Sun, April 17, 2016 at 4:20 PM

Customer asks about our experience with PacBio data and their assemblers.

Mon, Apr 18, 2016 at 3:02 PM

AccuraScience LB: we have some experience with PacBio, though we work on Illumina data most often. Current assemblers for PacBio includes Falcon, MHAP and CA. Assembling PacBio data is not technically challenging, but could be very demanding on computational resources, if the genome you work on is large.

Mon, Apr 18, 2016 at 3:11 PM

Customer: We have SMRT data for a lower eukaryotic species, ~20 isolates in total. A reference genome is available in NCBI. But we would want to compare the synteny of our isolates to the “classical” sequenced and assembled yeast genomes in GenBank. These ~20 isolates are similar: one of them is the ancestor, and others are derivatives of it.
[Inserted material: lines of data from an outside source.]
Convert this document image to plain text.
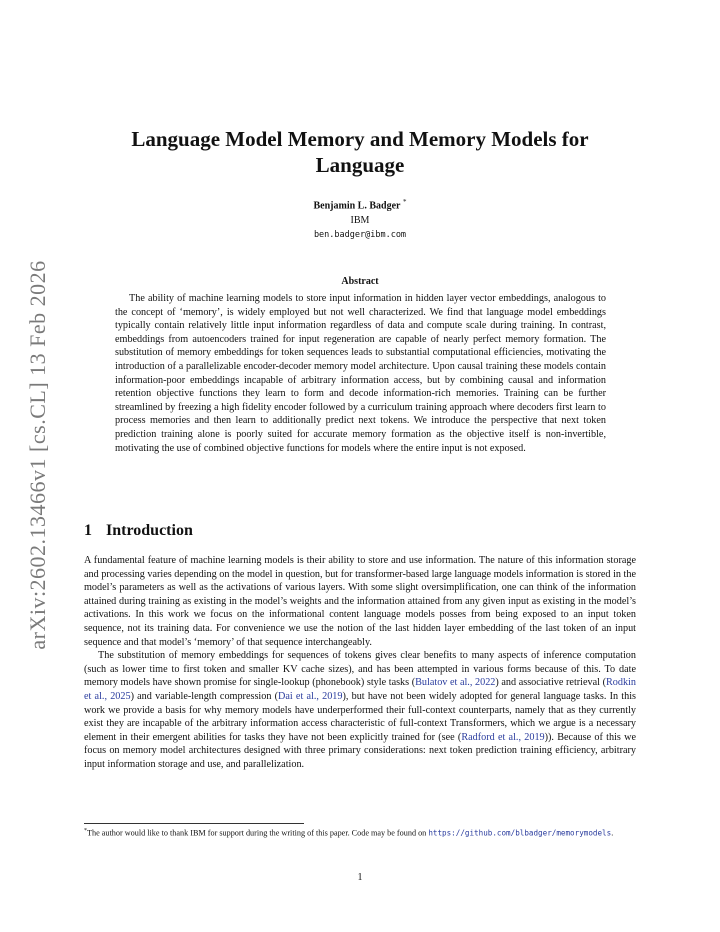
arXiv:2602.13466v1 [cs.CL] 13 Feb 2026
Language Model Memory and Memory Models for Language
Benjamin L. Badger *
IBM
ben.badger@ibm.com
Abstract

The ability of machine learning models to store input information in hidden layer vector embeddings, analogous to the concept of ‘memory’, is widely employed but not well characterized. We find that language model embeddings typically contain relatively little input information regardless of data and compute scale during training. In contrast, embeddings from autoencoders trained for input regeneration are capable of nearly perfect memory formation. The substitution of memory embeddings for token sequences leads to substantial computational efficiencies, motivating the introduction of a parallelizable encoder-decoder memory model architecture. Upon causal training these models contain information-poor embeddings incapable of arbitrary information access, but by combining causal and information retention objective functions they learn to form and decode information-rich memories. Training can be further streamlined by freezing a high fidelity encoder followed by a curriculum training approach where decoders first learn to process memories and then learn to additionally predict next tokens. We introduce the perspective that next token prediction training alone is poorly suited for accurate memory formation as the objective itself is non-invertible, motivating the use of combined objective functions for models where the entire input is not exposed.

1 Introduction

A fundamental feature of machine learning models is their ability to store and use information. The nature of this information storage and processing varies depending on the model in question, but for transformer-based large language models information is stored in the model’s parameters as well as the activations of various layers. With some slight oversimplification, one can think of the information attained during training as existing in the model’s weights and the information attained from any given input as existing in the model’s activations. In this work we focus on the informational content language models posses from being exposed to an input token sequence, not its training data. For convenience we use the notion of the last hidden layer embedding of the last token of an input sequence and that model’s ‘memory’ of that sequence interchangeably.

The substitution of memory embeddings for sequences of tokens gives clear benefits to many aspects of inference computation (such as lower time to first token and smaller KV cache sizes), and has been attempted in various forms because of this. To date memory models have shown promise for single-lookup (phonebook) style tasks (Bulatov et al., 2022) and associative retrieval (Rodkin et al., 2025) and variable-length compression (Dai et al., 2019), but have not been widely adopted for general language tasks. In this work we provide a basis for why memory models have underperformed their full-context counterparts, namely that as they currently exist they are incapable of the arbitrary information access characteristic of full-context Transformers, which we argue is a necessary element in their emergent abilities for tasks they have not been explicitly trained for (see (Radford et al., 2019)). Because of this we focus on memory model architectures designed with three primary considerations: next token prediction training efficiency, arbitrary input information storage and use, and parallelization.

*The author would like to thank IBM for support during the writing of this paper. Code may be found on https://github.com/blbadger/memorymodels.
1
Tue, Apr 19, 2016 at 4:11 PM

AccuraScience LB: We should attempt assembling the ancestor genome then comparing it with the "wild type" genome in NCBI using a tool such as SyMAP. After the ancestor genome is assembled, the derivative isolates could be analyzed using mapping-based methods – with the genome of the ancestor isolate used as a reference. Depending on how big differences are expected between the derivatives and ancestors, we will decide whether it is necessary to call structural variants on top of SNV/Indel calling.